Ultima nave al terror”, la historia que cierra Futuro Total, cambia mucho el tono. La premisa inicial (y no tanto) tiene muchos puntos de contacto con Oblivion (la película protagonizada por Tom Cruise): una pareja hombre-mujer combate enemigos inermes en un planeta desolado recibiendo órdenes de una computadora en nombre de una autoridad desconocida que promete el inminente retiro a un lugar idílico. La chica descubre que es todo un engaño y deciden emprender el viaje de regreso a este planeta, que será en verdad uno de autoconocimiento. Luego de atravesar una suerte de rejilla virtual de tamaño cósmico acceden a otra galaxia o dimensión o lo que fuera. Del otro lado se les explicará el destino de la humanidad y su rol en el asunto. Las revelaciones son emocionantes e inteligentes. Ariel Lopez V. se pone serio sin ponerse solemne. Los giros que propone y la profundidad que implican en la construcción de personajes, en la relación con la historia previa y en la verosimilitud del planteo, colman cualquier expectativa. Sin embargo, lo que lleva esta historia al alto nivel en el que está son sus gráficos. Las páginas iniciales muestran el espacio, gases, constelaciones, pero se ve como pintura abstracta. Recuerdan algunas viñetas muy locas del Dr. Strange de Steve Ditko. Esto es lo mejor que el arte moderno puede ofrecer, solo que ahora reproducible. No hay una viñeta que baje de la excelencia, pero cuando atraviesan la rejilla espacial y hasta el final (toda la parte de revelaciones impactantes) en el aspecto visual suceden un par de cosas notables. En primer lugar, el color pasa a ser un tritono rosado/violeta/amarillo. Luego, la viñeta convencional desaparece por completo; en su lugar las acciones y momentos son separados por estelas de naves, figuras geométricas (planas y volumétricas) y varios detalles incomprensibles, que a su vez configuran un curioso fondo común a la escena. El resultado son algunas de las páginas más hermosas, plásticas y originales que el artista haya realizado. Además, le dan el perfecto marco a lo narrado. A la misma altura de belleza se hallan los separadores con un impresionante y complejo dibujo a doble página que preceden cada historia y que merecen esta mención.

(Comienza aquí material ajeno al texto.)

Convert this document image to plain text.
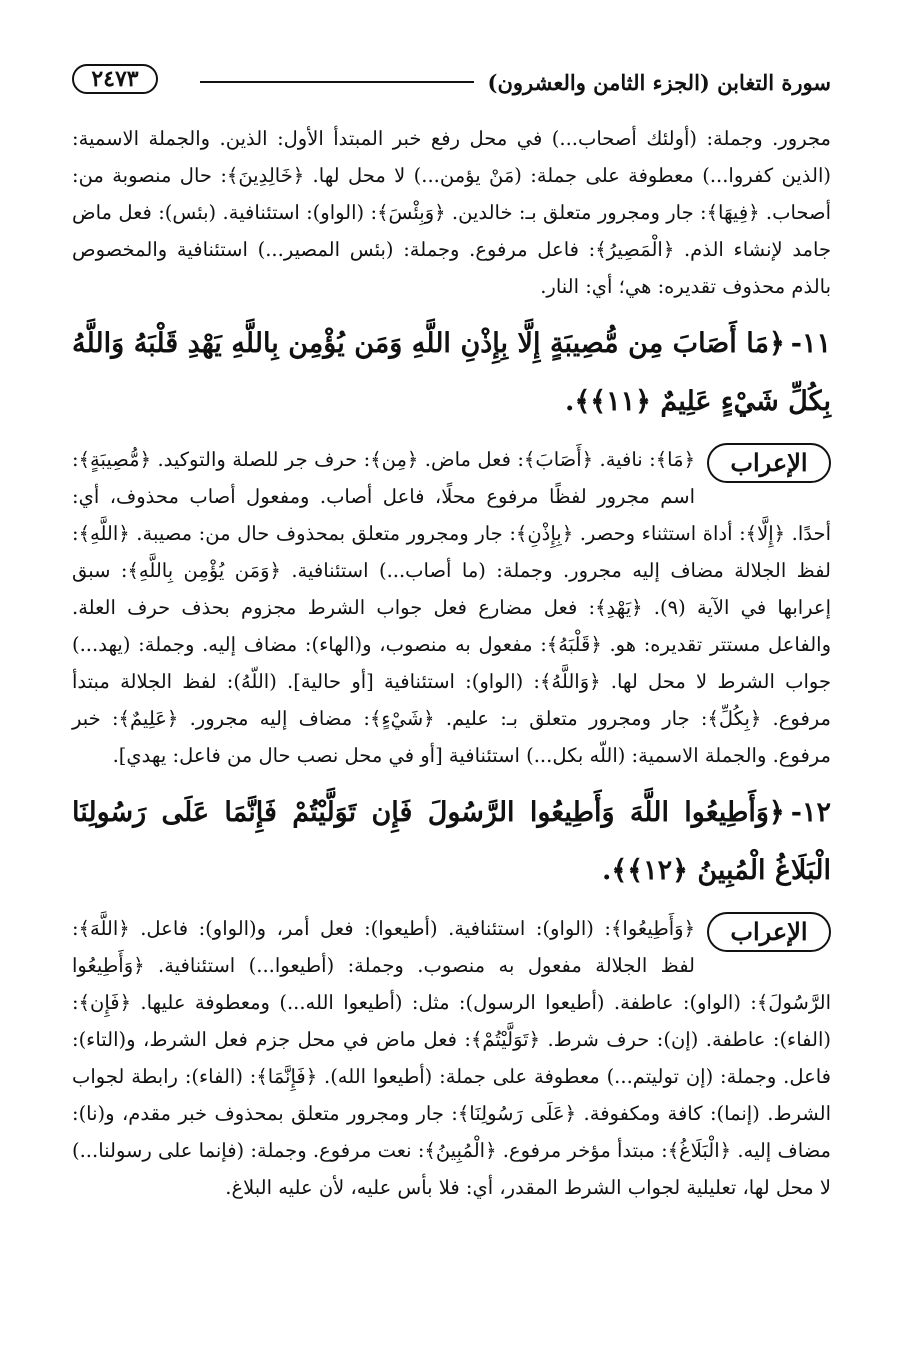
سورة التغابن (الجزء الثامن والعشرون)
٢٤٧٣

مجرور. وجملة: (أولئك أصحاب...) في محل رفع خبر المبتدأ الأول: الذين. والجملة الاسمية: (الذين كفروا...) معطوفة على جملة: (مَنْ يؤمن...) لا محل لها. ﴿خَالِدِينَ﴾: حال منصوبة من: أصحاب. ﴿فِيهَا﴾: جار ومجرور متعلق بـ: خالدين. ﴿وَبِئْسَ﴾: (الواو): استئنافية. (بئس): فعل ماض جامد لإنشاء الذم. ﴿الْمَصِيرُ﴾: فاعل مرفوع. وجملة: (بئس المصير...) استئنافية والمخصوص بالذم محذوف تقديره: هي؛ أي: النار.

١١-﴿مَا أَصَابَ مِن مُّصِيبَةٍ إِلَّا بِإِذْنِ اللَّهِ وَمَن يُؤْمِن بِاللَّهِ يَهْدِ قَلْبَهُ وَاللَّهُ بِكُلِّ شَيْءٍ عَلِيمٌ ﴿١١﴾﴾.

الإعراب

﴿مَا﴾: نافية. ﴿أَصَابَ﴾: فعل ماض. ﴿مِن﴾: حرف جر للصلة والتوكيد. ﴿مُّصِيبَةٍ﴾: اسم مجرور لفظًا مرفوع محلًا، فاعل أصاب. ومفعول أصاب محذوف، أي: أحدًا. ﴿إِلَّا﴾: أداة استثناء وحصر. ﴿بِإِذْنِ﴾: جار ومجرور متعلق بمحذوف حال من: مصيبة. ﴿اللَّهِ﴾: لفظ الجلالة مضاف إليه مجرور. وجملة: (ما أصاب...) استئنافية. ﴿وَمَن يُؤْمِن بِاللَّهِ﴾: سبق إعرابها في الآية (٩). ﴿يَهْدِ﴾: فعل مضارع فعل جواب الشرط مجزوم بحذف حرف العلة. والفاعل مستتر تقديره: هو. ﴿قَلْبَهُ﴾: مفعول به منصوب، و(الهاء): مضاف إليه. وجملة: (يهد...) جواب الشرط لا محل لها. ﴿وَاللَّهُ﴾: (الواو): استئنافية [أو حالية]. (اللّهُ): لفظ الجلالة مبتدأ مرفوع. ﴿بِكُلِّ﴾: جار ومجرور متعلق بـ: عليم. ﴿شَيْءٍ﴾: مضاف إليه مجرور. ﴿عَلِيمٌ﴾: خبر مرفوع. والجملة الاسمية: (اللّه بكل...) استئنافية [أو في محل نصب حال من فاعل: يهدي].

١٢-﴿وَأَطِيعُوا اللَّهَ وَأَطِيعُوا الرَّسُولَ فَإِن تَوَلَّيْتُمْ فَإِنَّمَا عَلَى رَسُولِنَا الْبَلَاغُ الْمُبِينُ ﴿١٢﴾﴾.

الإعراب

﴿وَأَطِيعُوا﴾: (الواو): استئنافية. (أطيعوا): فعل أمر، و(الواو): فاعل. ﴿اللَّهَ﴾: لفظ الجلالة مفعول به منصوب. وجملة: (أطيعوا...) استئنافية. ﴿وَأَطِيعُوا الرَّسُولَ﴾: (الواو): عاطفة. (أطيعوا الرسول): مثل: (أطيعوا الله...) ومعطوفة عليها. ﴿فَإِن﴾: (الفاء): عاطفة. (إن): حرف شرط. ﴿تَوَلَّيْتُمْ﴾: فعل ماض في محل جزم فعل الشرط، و(التاء): فاعل. وجملة: (إن توليتم...) معطوفة على جملة: (أطيعوا الله). ﴿فَإِنَّمَا﴾: (الفاء): رابطة لجواب الشرط. (إنما): كافة ومكفوفة. ﴿عَلَى رَسُولِنَا﴾: جار ومجرور متعلق بمحذوف خبر مقدم، و(نا): مضاف إليه. ﴿الْبَلَاغُ﴾: مبتدأ مؤخر مرفوع. ﴿الْمُبِينُ﴾: نعت مرفوع. وجملة: (فإنما على رسولنا...) لا محل لها، تعليلية لجواب الشرط المقدر، أي: فلا بأس عليه، لأن عليه البلاغ.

La impronta de Ariel Lopez V. es la imprevisibilidad. En cada libro ensaya toda una propuesta nueva, que funciona desde otro lugar, que pide otros requerimientos de lectura y que brinda otros placeres al respecto de sus compañeras. Hay un rango en la figuración dentro del cual se maneja siempre, pero las sofisticaciones estéticas de “Última nave…” dan la pauta de los lugares a los que puede llegar este artista sin cambiar su grafismo de forma radical. Es un enorme talento lleno de sorpresas.